Father Francis de Sales Brunner, the missionary who led the Society of the Precious Blood, was a collector of relics. He was responsible for the first collection of relics in Maria Stein. Over the 19th century other relics were added to the core collection as a way of protecting them from the continuous strife of 19th-century Italy. In 1892 a separate "relic chapel" was established in which Sisters of the Most Precious Blood conducted a continuous vigil.

The collection of relics is the second largest in the United States with 1,100 relics, exceeded in number of relics only by Saint Anthony's Chapel in the Troy Hill neighborhood of Pittsburgh with five thousand.

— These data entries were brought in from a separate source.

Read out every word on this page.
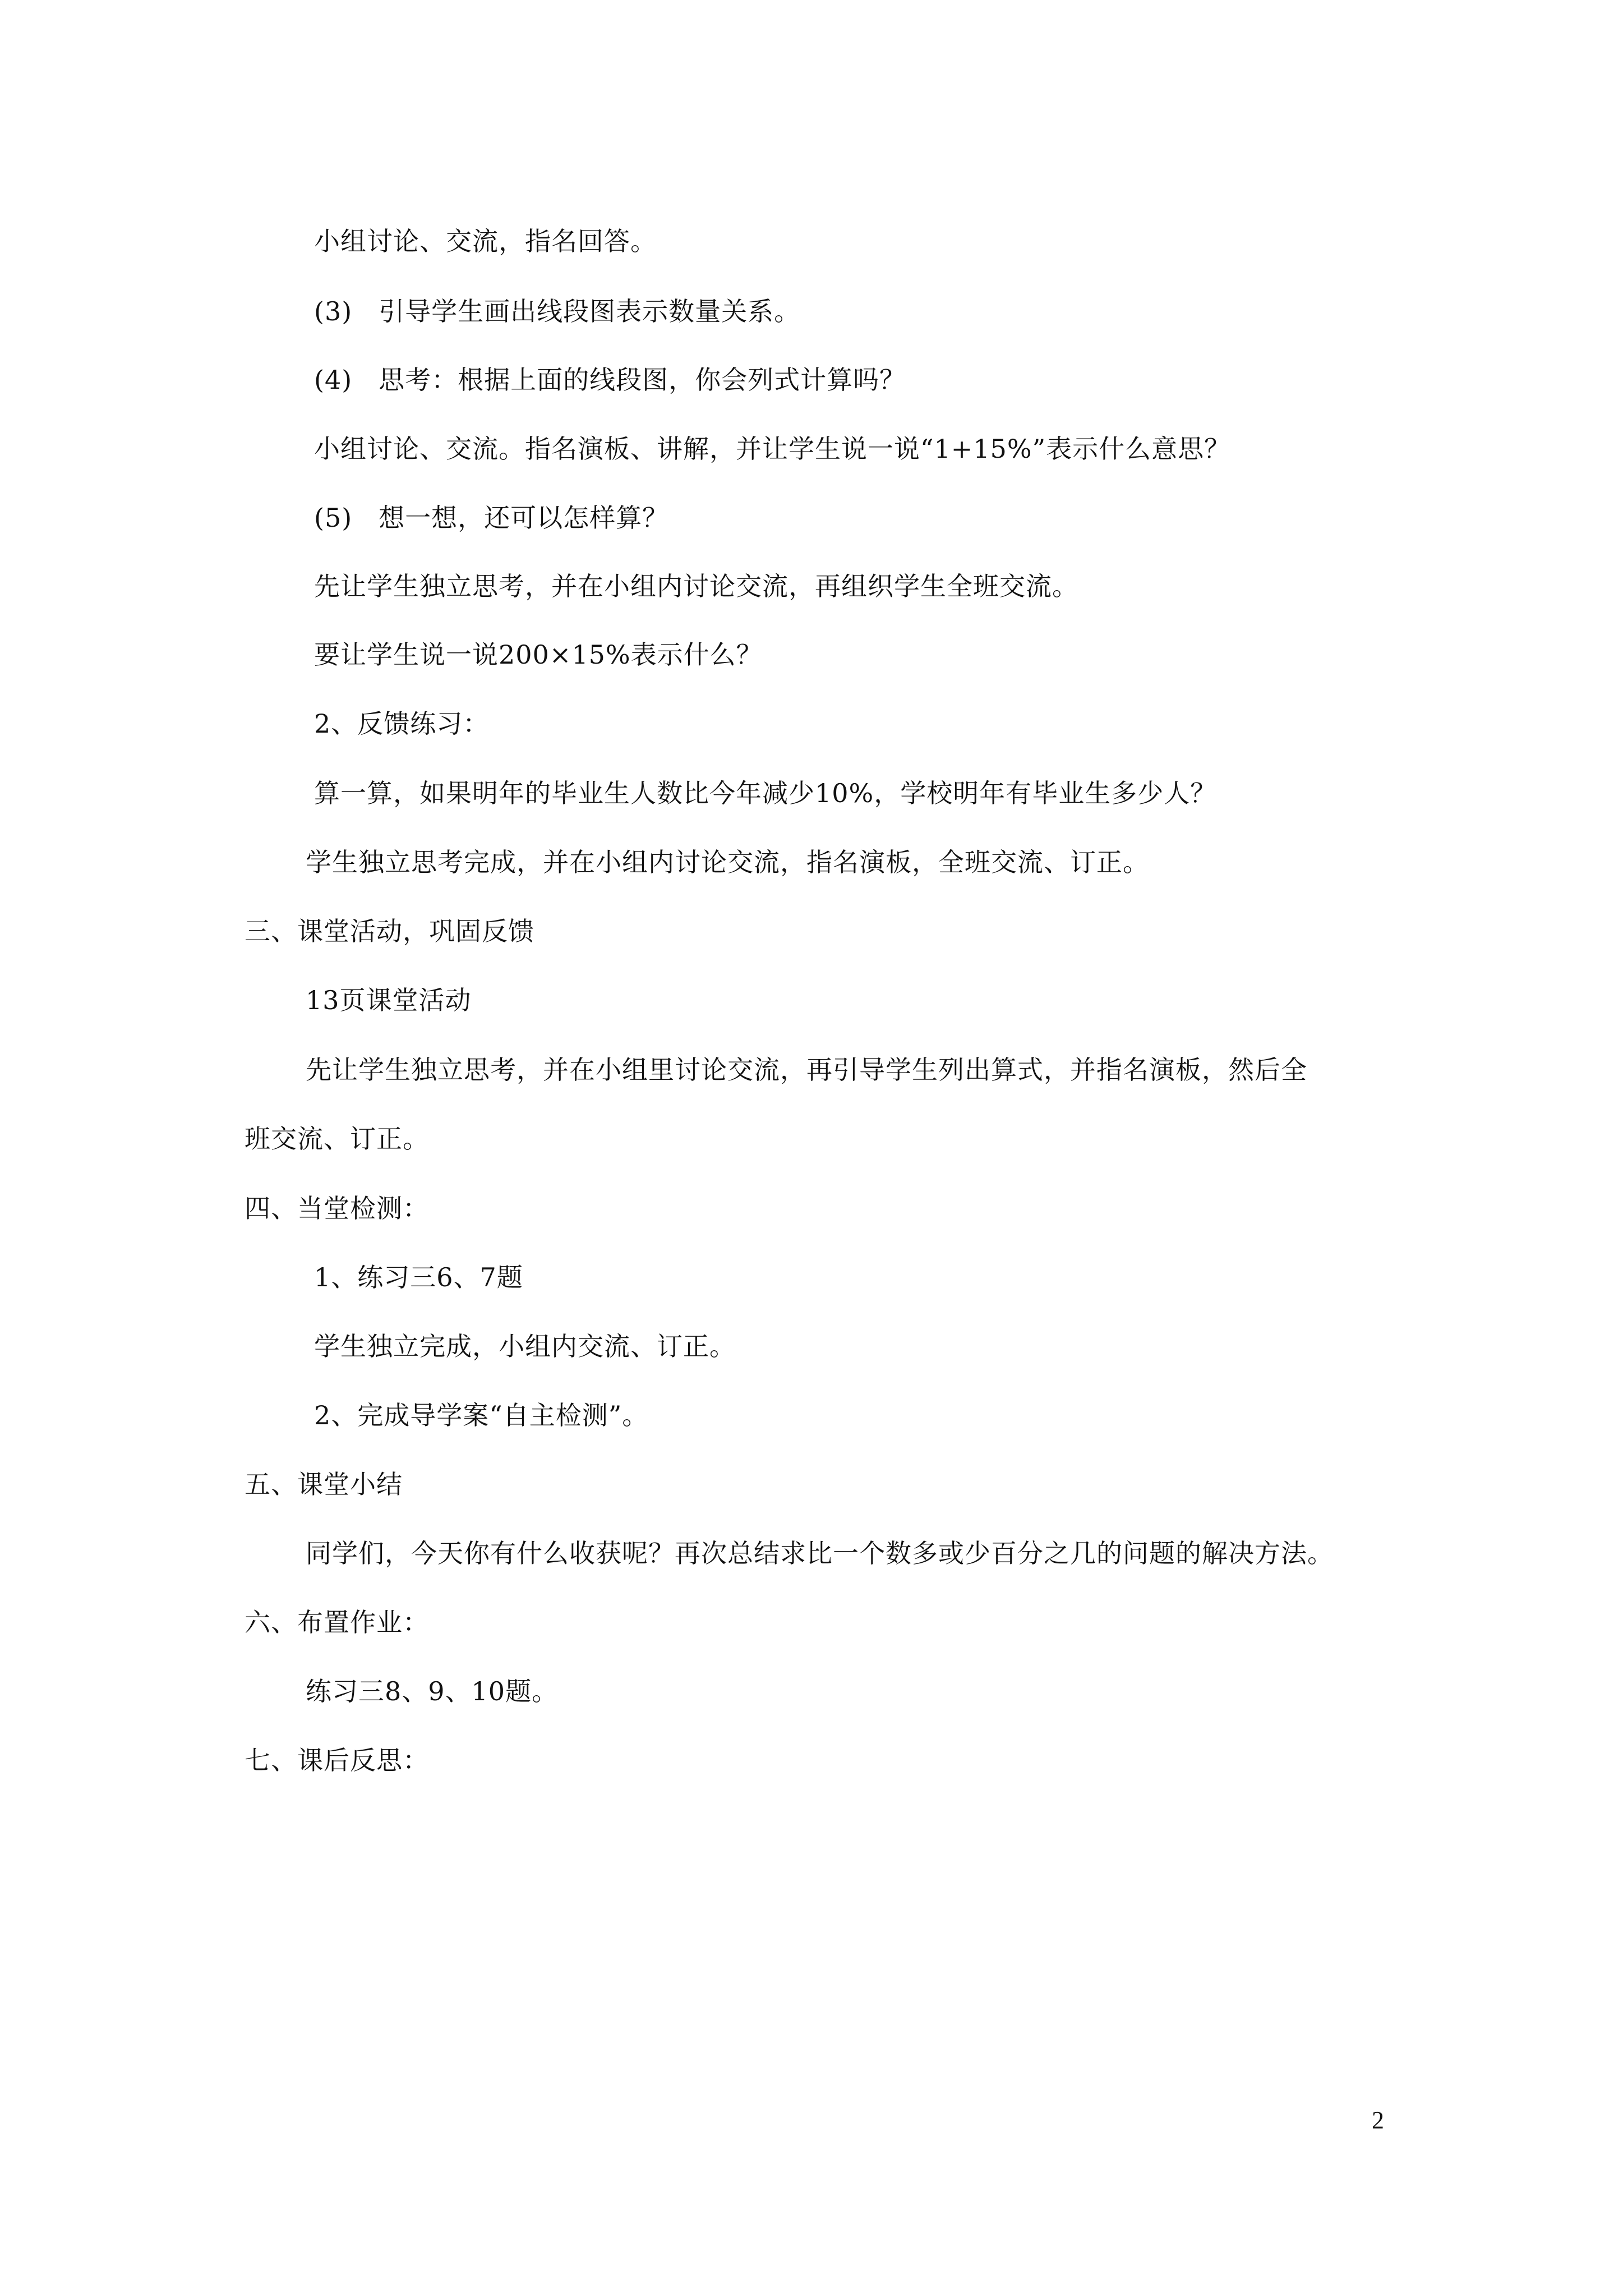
小组讨论、交流，指名回答。
(3)　引导学生画出线段图表示数量关系。
(4)　思考：根据上面的线段图，你会列式计算吗？
小组讨论、交流。指名演板、讲解，并让学生说一说“1+15%”表示什么意思？
(5)　想一想，还可以怎样算？
先让学生独立思考，并在小组内讨论交流，再组织学生全班交流。
要让学生说一说200×15%表示什么？
2、反馈练习：
算一算，如果明年的毕业生人数比今年减少10%，学校明年有毕业生多少人？
学生独立思考完成，并在小组内讨论交流，指名演板，全班交流、订正。
三、课堂活动，巩固反馈
13页课堂活动
先让学生独立思考，并在小组里讨论交流，再引导学生列出算式，并指名演板，然后全
班交流、订正。
四、当堂检测：
1、练习三6、7题
学生独立完成，小组内交流、订正。
2、完成导学案“自主检测”。
五、课堂小结
同学们，今天你有什么收获呢？再次总结求比一个数多或少百分之几的问题的解决方法。
六、布置作业：
练习三8、9、10题。
七、课后反思：
2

Relics include body parts (usually bones) from saints or objects that belonged to a saint; they are held in high respect because they were individuals who are believed to have led exemplary lives.

The Sacred Heart Relic Chapel is a kaleidoscope of color, 18th- and 19th-century German carving, and relics distributed throughout. The "relic chapel" is connected to a larger chapel that in turn is the central feature of an interesting 19th century brick convent. A 2007 segment on National Public Radio describes this unique collection of relics. These relics include a splinter of the True Cross and a splinter of bone from St. Peregrine, the patron saint of patients with cancer. Built in 1846, the shrine was placed on the National Register of Historic Places in 1976. The Heritage Museum on the second floor of the convent showcases life during the early years of the community. Even today southern Mercer County is predominantly Catholic, a reflection of 19th-century immigration patterns.